Jorge Betancur

Personal information
- Full name: Jorge Andrés Betancur Bustamante
- Date of birth: 19 August 1991 (age 33)
- Place of birth: Supía, Colombia
- Height: 1.87 m (6 ft 2 in)
- Position(s): Forward, midfielder

Team information
- Current team: Managua
- Number: 8

Senior career*
- Years: Team / Apps / (Gls)
- 2014–2015: Villa Española / 13 / (0)
- 2016: Juventus Managua / 15 / (2)
- 2017: Atlético Huila / 13 / (1)
- 2017: Envigado / 7 / (0)
- 2018–2021: Real Estelí / 93 / (14)
- 2021: Lynx / 7 / (1)
- 2022–: Managua / 51 / (2)

International career^{‡}
- 2019: Nicaragua / 14 / (0)

= Jorge Betancur =

Footballer (born 1991)

Jorge Andrés Betancur Bustamante (born 19 August 1991) is a footballer who plays as a forward for Liga Primera de Nicaragua club Managua FC.
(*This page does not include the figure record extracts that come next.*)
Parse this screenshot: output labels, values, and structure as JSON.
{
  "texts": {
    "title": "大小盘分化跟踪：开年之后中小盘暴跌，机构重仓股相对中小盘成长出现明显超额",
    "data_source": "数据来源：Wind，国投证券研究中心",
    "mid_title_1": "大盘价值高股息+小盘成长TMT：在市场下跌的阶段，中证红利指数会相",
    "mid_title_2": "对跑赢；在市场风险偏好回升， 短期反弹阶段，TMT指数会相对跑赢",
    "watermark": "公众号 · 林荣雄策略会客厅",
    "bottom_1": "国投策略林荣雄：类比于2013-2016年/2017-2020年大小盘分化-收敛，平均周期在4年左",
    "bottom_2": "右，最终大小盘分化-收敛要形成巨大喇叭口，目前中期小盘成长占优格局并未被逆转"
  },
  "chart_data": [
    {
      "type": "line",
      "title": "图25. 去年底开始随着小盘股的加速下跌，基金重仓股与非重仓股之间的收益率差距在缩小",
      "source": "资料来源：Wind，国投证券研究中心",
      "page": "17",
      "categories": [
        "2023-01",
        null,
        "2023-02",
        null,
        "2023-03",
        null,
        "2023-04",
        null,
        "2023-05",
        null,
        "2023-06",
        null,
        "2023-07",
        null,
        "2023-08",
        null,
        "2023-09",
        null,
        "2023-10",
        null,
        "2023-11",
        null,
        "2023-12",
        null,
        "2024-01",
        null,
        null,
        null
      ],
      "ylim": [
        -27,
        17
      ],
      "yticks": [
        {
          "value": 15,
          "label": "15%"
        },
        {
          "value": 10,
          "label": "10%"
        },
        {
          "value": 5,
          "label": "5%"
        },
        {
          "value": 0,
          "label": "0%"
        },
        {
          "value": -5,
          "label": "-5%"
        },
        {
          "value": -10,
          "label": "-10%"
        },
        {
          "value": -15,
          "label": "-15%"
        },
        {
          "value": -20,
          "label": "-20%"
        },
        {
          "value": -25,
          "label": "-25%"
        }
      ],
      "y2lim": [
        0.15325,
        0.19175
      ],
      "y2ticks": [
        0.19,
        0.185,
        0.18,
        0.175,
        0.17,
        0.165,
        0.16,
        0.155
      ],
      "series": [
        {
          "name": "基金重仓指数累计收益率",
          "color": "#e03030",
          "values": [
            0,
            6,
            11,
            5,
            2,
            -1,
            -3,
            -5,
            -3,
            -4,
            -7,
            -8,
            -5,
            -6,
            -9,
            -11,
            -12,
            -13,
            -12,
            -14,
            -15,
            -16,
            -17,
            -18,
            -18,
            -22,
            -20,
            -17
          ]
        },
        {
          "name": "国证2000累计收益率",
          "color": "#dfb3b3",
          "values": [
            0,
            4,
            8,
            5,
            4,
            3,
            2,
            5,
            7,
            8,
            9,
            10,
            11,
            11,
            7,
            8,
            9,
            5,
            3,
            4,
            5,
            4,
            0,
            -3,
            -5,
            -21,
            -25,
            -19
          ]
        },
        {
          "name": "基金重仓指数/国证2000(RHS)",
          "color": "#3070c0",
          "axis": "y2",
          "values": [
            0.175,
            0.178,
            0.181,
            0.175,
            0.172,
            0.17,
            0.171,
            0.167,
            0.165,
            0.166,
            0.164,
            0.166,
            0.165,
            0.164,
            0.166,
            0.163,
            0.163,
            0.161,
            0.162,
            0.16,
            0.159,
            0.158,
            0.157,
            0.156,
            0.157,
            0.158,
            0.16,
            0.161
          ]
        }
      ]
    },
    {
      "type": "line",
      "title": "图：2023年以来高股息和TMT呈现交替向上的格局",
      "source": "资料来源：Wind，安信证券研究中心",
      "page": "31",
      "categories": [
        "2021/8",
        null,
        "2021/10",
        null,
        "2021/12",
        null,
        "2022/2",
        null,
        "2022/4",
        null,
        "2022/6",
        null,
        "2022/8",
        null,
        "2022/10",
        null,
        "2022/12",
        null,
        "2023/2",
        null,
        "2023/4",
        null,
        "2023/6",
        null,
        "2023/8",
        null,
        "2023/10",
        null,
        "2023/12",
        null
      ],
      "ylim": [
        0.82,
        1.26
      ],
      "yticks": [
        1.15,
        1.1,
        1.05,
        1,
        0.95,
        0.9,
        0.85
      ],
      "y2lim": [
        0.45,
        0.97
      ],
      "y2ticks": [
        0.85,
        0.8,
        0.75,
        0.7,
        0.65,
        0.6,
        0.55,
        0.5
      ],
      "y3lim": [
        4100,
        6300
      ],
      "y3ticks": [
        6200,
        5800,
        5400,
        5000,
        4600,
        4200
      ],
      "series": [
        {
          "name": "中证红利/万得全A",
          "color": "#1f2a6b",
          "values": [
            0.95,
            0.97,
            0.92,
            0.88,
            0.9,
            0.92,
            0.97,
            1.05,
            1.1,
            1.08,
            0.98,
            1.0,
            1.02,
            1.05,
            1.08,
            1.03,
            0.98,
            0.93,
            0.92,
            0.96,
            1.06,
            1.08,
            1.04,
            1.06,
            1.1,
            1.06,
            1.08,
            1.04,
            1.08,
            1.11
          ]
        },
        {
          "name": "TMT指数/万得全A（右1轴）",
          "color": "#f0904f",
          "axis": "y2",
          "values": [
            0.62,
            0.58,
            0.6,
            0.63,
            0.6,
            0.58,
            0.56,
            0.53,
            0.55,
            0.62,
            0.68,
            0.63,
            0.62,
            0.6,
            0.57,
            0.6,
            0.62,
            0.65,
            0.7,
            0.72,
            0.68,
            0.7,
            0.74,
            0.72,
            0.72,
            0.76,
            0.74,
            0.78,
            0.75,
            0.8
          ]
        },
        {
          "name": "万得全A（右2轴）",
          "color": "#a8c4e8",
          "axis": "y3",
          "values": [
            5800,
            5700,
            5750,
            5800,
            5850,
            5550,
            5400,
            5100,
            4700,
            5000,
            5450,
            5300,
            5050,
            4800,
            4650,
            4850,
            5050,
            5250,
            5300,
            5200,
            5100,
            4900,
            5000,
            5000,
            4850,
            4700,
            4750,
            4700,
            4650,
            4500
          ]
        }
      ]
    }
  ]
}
Born and raised in Colombia to Colombian parents, Betancur has played in the Nicaraguan league and subsequently capped for the Nicaragua national team.

==Club career==
A former player of Villa Española in the Uruguayan Segunda División, Betancur debuted in the Liga Primera de Nicaragua for Juventus Managua from August to October 2016. Shortly after, he returned to Colombia, joining Atlético Huila. He spent the entire 2017 in the Colombian Primera A. Besides Huila, he also played for Envigado.

==International career==
Having arrived to Nicaragua for the second time in January 2018 to play for Real Estelí, Betancur became a naturalized citizen just a year later, in 2019. According La Prensa, he did not comply with the Nationality Law No. 149 at the moment of his naturalization. By debuting for Nicaragua that very 2019, he also failed with the FIFA eligibility rules.